Senator Rik Torfs, a canon lawyer, suggested Catholics sign a petition for Pope Benedict to remove Leonard from his top job in Belgium by "promoting him to Rome." He said: "The archbishop doesn't speak in our name and we didn't want him."...

Two leading Catholic magazines, Kerk en Leven and Tertio, have distanced themselves from Leonard, who is considered the most conservative and most outspoken of Belgium's bishops.

"I have the impression that he has very little empathy for the victims of sexual abuse," Bert Claerhout, editor of Kerk en Leven, told the daily De Standaard. "Leonard keeps on provoking ... I think and I hope that he's not doing this knowingly."

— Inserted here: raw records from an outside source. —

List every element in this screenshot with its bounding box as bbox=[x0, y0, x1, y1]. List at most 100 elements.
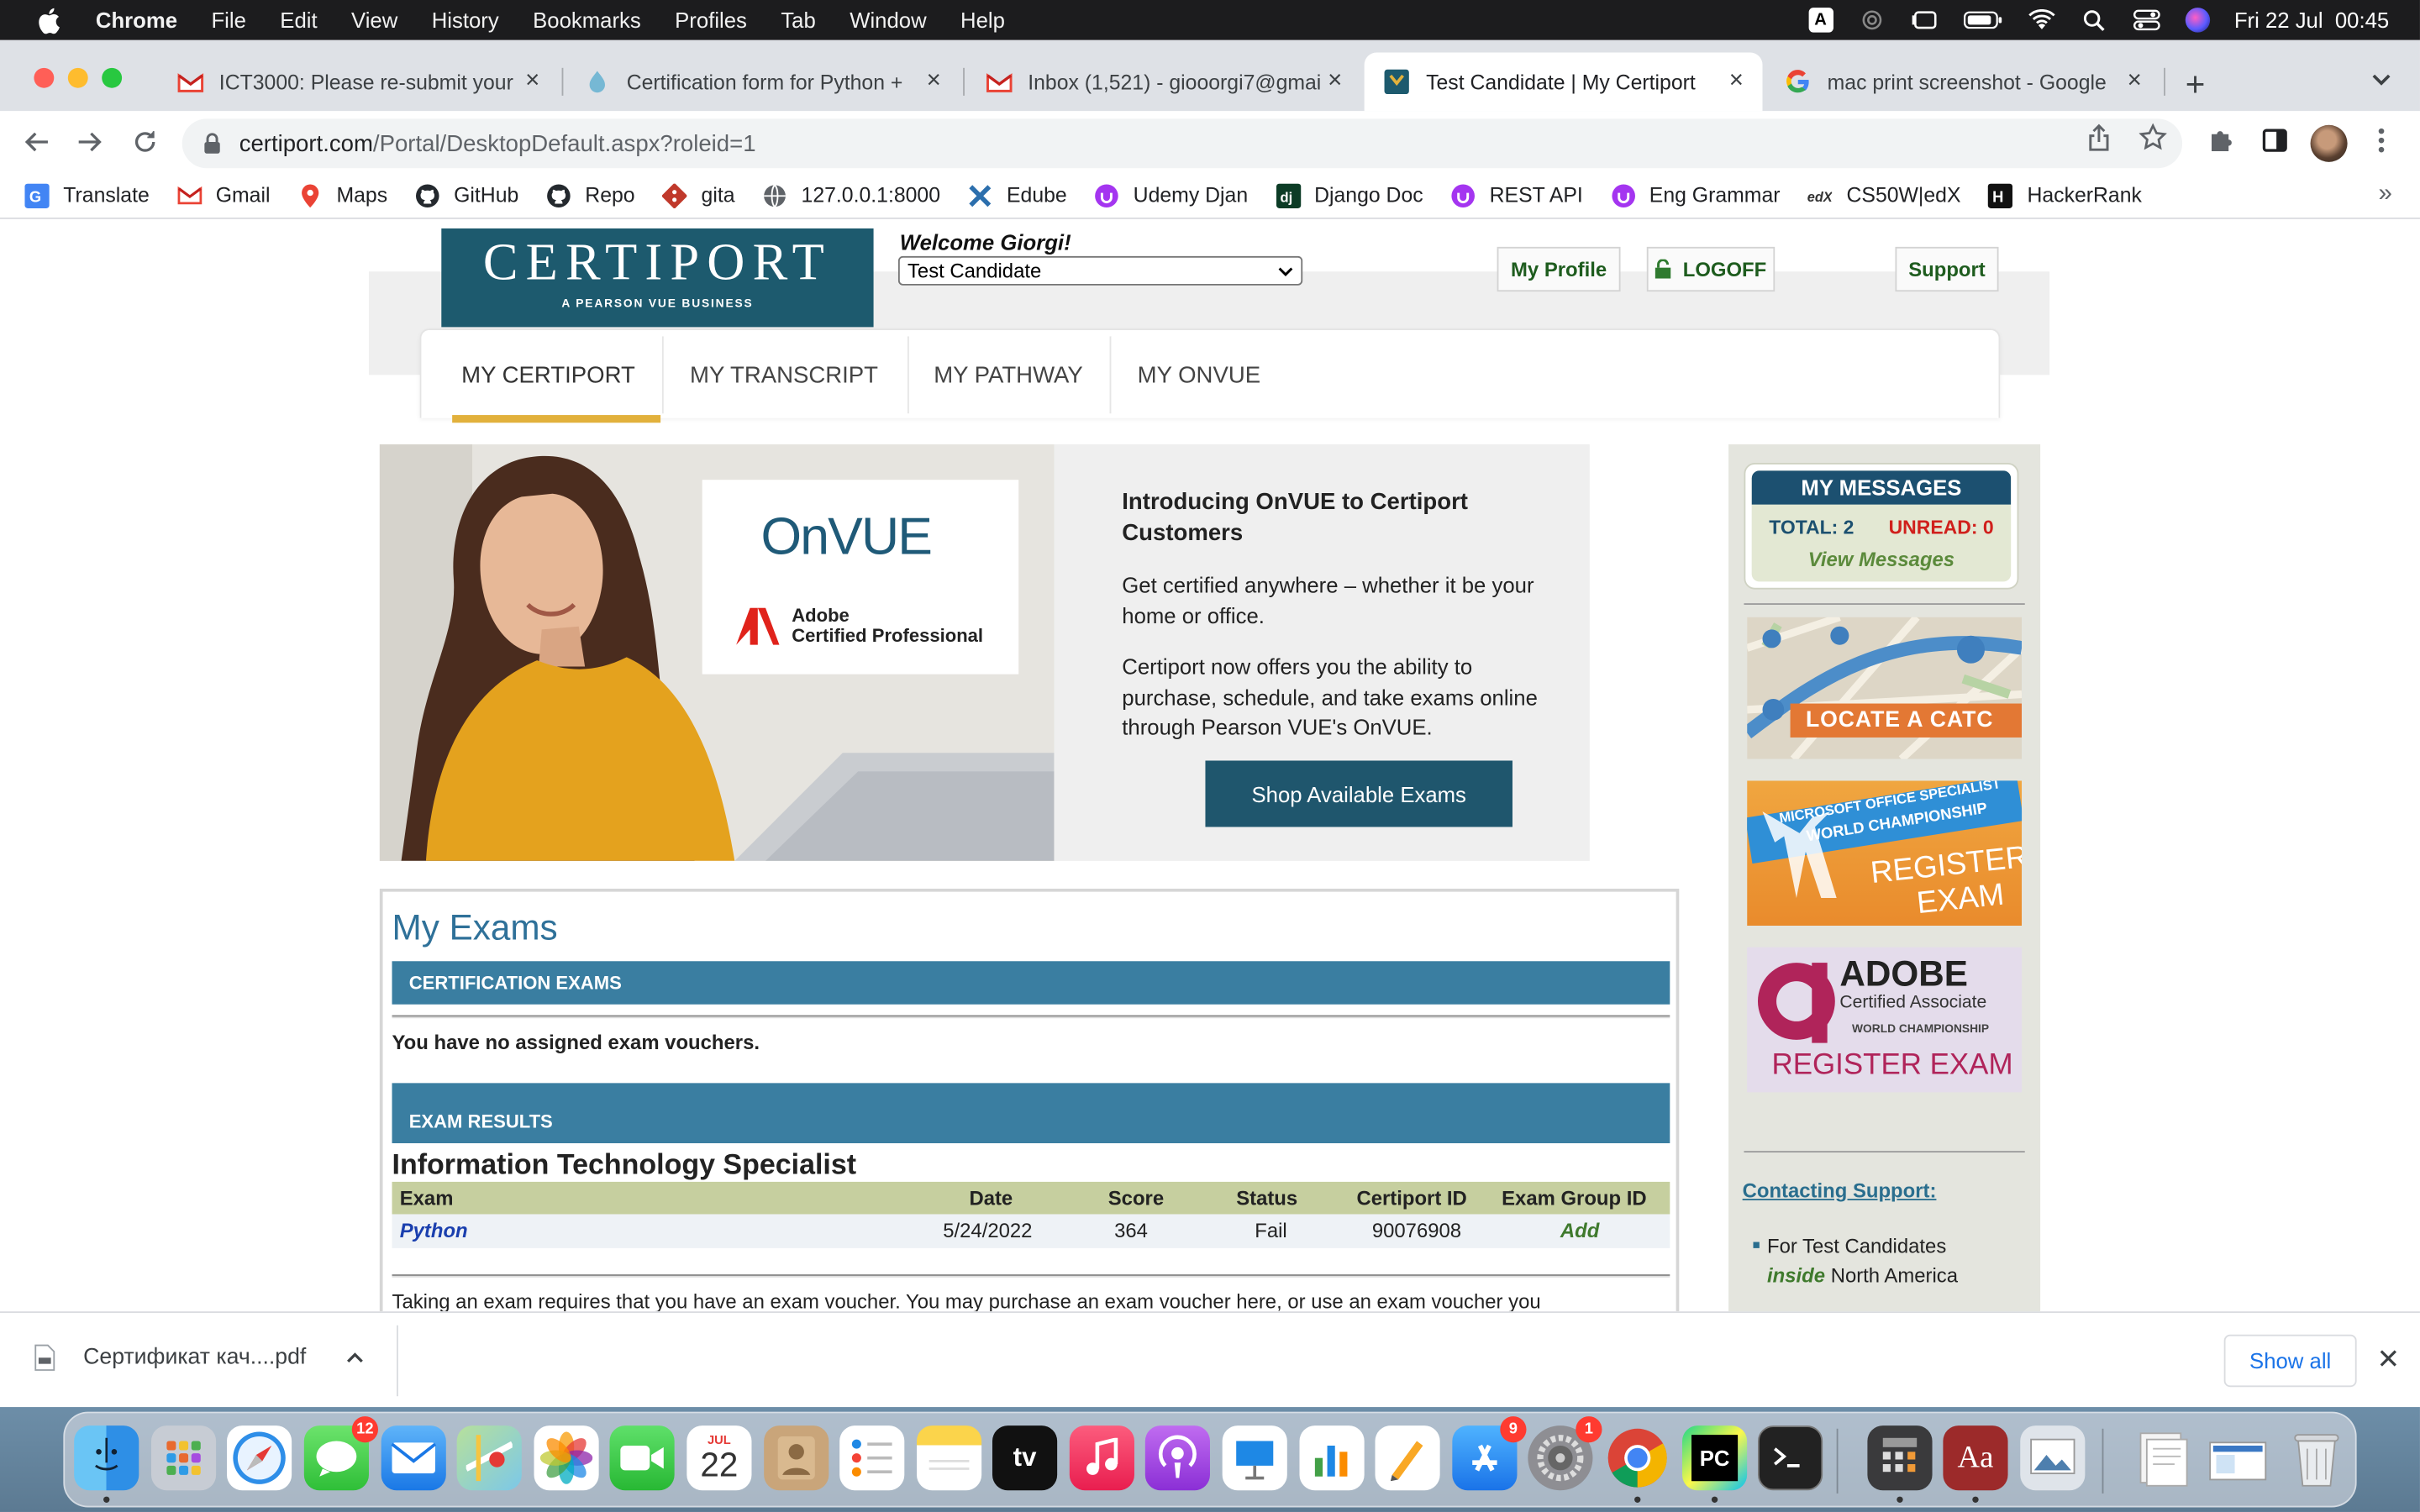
window-close-button[interactable] bbox=[34, 67, 55, 88]
bookmark-edube[interactable]: Edube bbox=[968, 183, 1067, 207]
bookmark-rest-api[interactable]: REST API bbox=[1451, 183, 1583, 207]
chrome-icon[interactable] bbox=[1605, 1425, 1670, 1490]
reload-icon[interactable] bbox=[129, 127, 160, 158]
app-store-icon[interactable]: 9 bbox=[1452, 1416, 1527, 1491]
address-bar[interactable]: certiport.com/Portal/DesktopDefault.aspx… bbox=[182, 118, 2183, 169]
tab-google-search[interactable]: mac print screenshot - Google × bbox=[1765, 52, 2160, 111]
control-center-icon[interactable] bbox=[2133, 9, 2160, 31]
calculator-icon[interactable] bbox=[1867, 1425, 1933, 1491]
window-minimize-button[interactable] bbox=[67, 67, 88, 88]
tab-inbox[interactable]: Inbox (1,521) - giooorgi7@gmail × bbox=[966, 52, 1361, 111]
facetime-icon[interactable] bbox=[609, 1425, 675, 1491]
share-icon[interactable] bbox=[2086, 123, 2111, 159]
bookmark-gita[interactable]: gita bbox=[662, 182, 735, 208]
menu-profiles[interactable]: Profiles bbox=[675, 8, 747, 32]
tab-close-icon[interactable]: × bbox=[2121, 68, 2149, 96]
support-button[interactable]: Support bbox=[1895, 246, 1999, 292]
launchpad-icon[interactable] bbox=[150, 1425, 217, 1491]
profile-avatar[interactable] bbox=[2310, 124, 2348, 162]
view-messages-link[interactable]: View Messages bbox=[1752, 548, 2012, 571]
locate-catc-banner[interactable]: LOCATE A CATC bbox=[1747, 617, 2023, 759]
certiport-logo[interactable]: CERTIPORT A PEARSON VUE BUSINESS bbox=[441, 228, 874, 328]
tab-my-onvue[interactable]: MY ONVUE bbox=[1113, 330, 1285, 420]
pycharm-icon[interactable]: PC bbox=[1682, 1425, 1748, 1491]
new-tab-plus-icon[interactable]: + bbox=[2186, 65, 2206, 105]
chevron-up-icon[interactable] bbox=[346, 1352, 365, 1364]
tab-close-icon[interactable]: × bbox=[518, 68, 546, 96]
terminal-icon[interactable] bbox=[1758, 1425, 1823, 1491]
window-zoom-button[interactable] bbox=[102, 67, 123, 88]
tab-close-icon[interactable]: × bbox=[1723, 68, 1750, 96]
airdrop-icon[interactable] bbox=[1858, 9, 1886, 31]
bookmark-cs50w[interactable]: edX CS50W|edX bbox=[1808, 183, 1961, 207]
stage-manager-icon[interactable] bbox=[1910, 9, 1938, 31]
menu-app-name[interactable]: Chrome bbox=[96, 8, 177, 32]
menu-clock[interactable]: Fri 22 Jul 00:45 bbox=[2234, 8, 2389, 32]
tab-my-transcript[interactable]: MY TRANSCRIPT bbox=[666, 330, 903, 420]
bookmark-maps[interactable]: Maps bbox=[298, 183, 387, 207]
show-all-downloads-button[interactable]: Show all bbox=[2223, 1334, 2357, 1388]
bookmark-django-doc[interactable]: dj Django Doc bbox=[1276, 182, 1423, 208]
add-exam-group-link[interactable]: Add bbox=[1560, 1219, 1599, 1242]
menu-tab[interactable]: Tab bbox=[781, 8, 815, 32]
adobe-championship-banner[interactable]: ADOBE Certified Associate WORLD CHAMPION… bbox=[1747, 947, 2023, 1093]
apple-tv-icon[interactable]: tv bbox=[992, 1425, 1058, 1491]
menu-history[interactable]: History bbox=[432, 8, 499, 32]
screenshots-stack-icon[interactable] bbox=[2207, 1425, 2271, 1490]
my-profile-button[interactable]: My Profile bbox=[1497, 246, 1621, 292]
mos-world-championship-banner[interactable]: MICROSOFT OFFICE SPECIALIST WORLD CHAMPI… bbox=[1747, 780, 2023, 927]
side-panel-icon[interactable] bbox=[2261, 127, 2289, 162]
lock-icon[interactable] bbox=[203, 133, 220, 155]
menu-help[interactable]: Help bbox=[960, 8, 1005, 32]
close-downloads-icon[interactable]: ✕ bbox=[2377, 1344, 2401, 1377]
messages-icon[interactable]: 12 bbox=[303, 1416, 378, 1491]
finder-icon[interactable] bbox=[74, 1425, 139, 1491]
notes-icon[interactable] bbox=[916, 1425, 982, 1491]
contacting-support-link[interactable]: Contacting Support: bbox=[1743, 1179, 1937, 1202]
tab-close-icon[interactable]: × bbox=[1321, 68, 1349, 96]
shop-available-exams-button[interactable]: Shop Available Exams bbox=[1205, 760, 1512, 827]
bookmark-github[interactable]: GitHub bbox=[415, 183, 518, 207]
menu-window[interactable]: Window bbox=[850, 8, 926, 32]
input-source-icon[interactable]: A bbox=[1807, 8, 1833, 33]
contacts-icon[interactable] bbox=[764, 1425, 829, 1491]
documents-folder-icon[interactable] bbox=[2130, 1425, 2195, 1490]
safari-icon[interactable] bbox=[226, 1425, 292, 1491]
menu-edit[interactable]: Edit bbox=[280, 8, 317, 32]
spotlight-search-icon[interactable] bbox=[2080, 9, 2107, 31]
system-preferences-icon[interactable]: 1 bbox=[1528, 1416, 1602, 1491]
podcasts-icon[interactable] bbox=[1144, 1425, 1210, 1491]
tab-close-icon[interactable]: × bbox=[920, 68, 948, 96]
bookmark-star-icon[interactable] bbox=[2139, 123, 2168, 159]
tab-ict3000[interactable]: ICT3000: Please re-submit your × bbox=[157, 52, 559, 111]
dictionary-icon[interactable]: Aa bbox=[1943, 1425, 2008, 1491]
numbers-icon[interactable] bbox=[1299, 1425, 1365, 1491]
preview-icon[interactable] bbox=[2020, 1425, 2086, 1491]
bookmark-repo[interactable]: Repo bbox=[546, 183, 635, 207]
kebab-menu-icon[interactable] bbox=[2377, 127, 2386, 162]
bookmark-translate[interactable]: G Translate bbox=[24, 182, 150, 208]
bookmark-eng-grammar[interactable]: Eng Grammar bbox=[1611, 183, 1781, 207]
calendar-icon[interactable]: JUL 22 bbox=[687, 1425, 752, 1491]
role-select[interactable]: Test Candidate bbox=[897, 255, 1303, 286]
bookmark-udemy-django[interactable]: Udemy Djan bbox=[1095, 183, 1248, 207]
trash-icon[interactable] bbox=[2284, 1425, 2349, 1490]
photos-icon[interactable] bbox=[534, 1425, 599, 1491]
menu-file[interactable]: File bbox=[211, 8, 245, 32]
tab-my-pathway[interactable]: MY PATHWAY bbox=[909, 330, 1107, 420]
menu-view[interactable]: View bbox=[351, 8, 397, 32]
back-arrow-icon[interactable] bbox=[22, 127, 53, 158]
tab-my-certiport[interactable]: MY CERTIPORT bbox=[437, 330, 660, 423]
bookmark-hackerrank[interactable]: H HackerRank bbox=[1988, 182, 2142, 208]
tab-my-certiport[interactable]: Test Candidate | My Certiport × bbox=[1364, 52, 1763, 112]
menu-bookmarks[interactable]: Bookmarks bbox=[533, 8, 641, 32]
siri-icon[interactable] bbox=[2185, 8, 2210, 33]
forward-arrow-icon[interactable] bbox=[74, 127, 105, 158]
tab-certification-form[interactable]: Certification form for Python + × bbox=[565, 52, 960, 111]
wifi-icon[interactable] bbox=[2028, 9, 2055, 31]
bookmark-localhost[interactable]: 127.0.0.1:8000 bbox=[763, 183, 940, 207]
bookmark-gmail[interactable]: Gmail bbox=[177, 183, 271, 207]
keynote-icon[interactable] bbox=[1222, 1425, 1287, 1491]
reminders-icon[interactable] bbox=[839, 1425, 905, 1491]
music-icon[interactable] bbox=[1069, 1425, 1134, 1491]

Ironically given the criticism he's taken, the archbishop had been given high marks on his first forays into the outbreak of revelations; in his first Easter homily in the capital, Leonard unstintingly decried the church's history of a "guilty silence" that "often gave preference to the reputation of certain men of the church over the honor of the abused children.

"For decades," he said, "the church, like other institutions, has badly managed the problem of pedophilia in its ranks while it had an evangelical obligation to protect the dignity of these children.... We must, by declaring the truth, restore their dignity which was abominably exploited."

While the country's bishops are planning to open a national center for healing and reconciliation of abuse late this year, the challenging moment for Belgium's largest religious group has only been underscored in recent weeks amid reports that Europe's oldest Catholic university at Leuven, its papal charter dating to 1425, is looking to drop the "Catholic" from its name.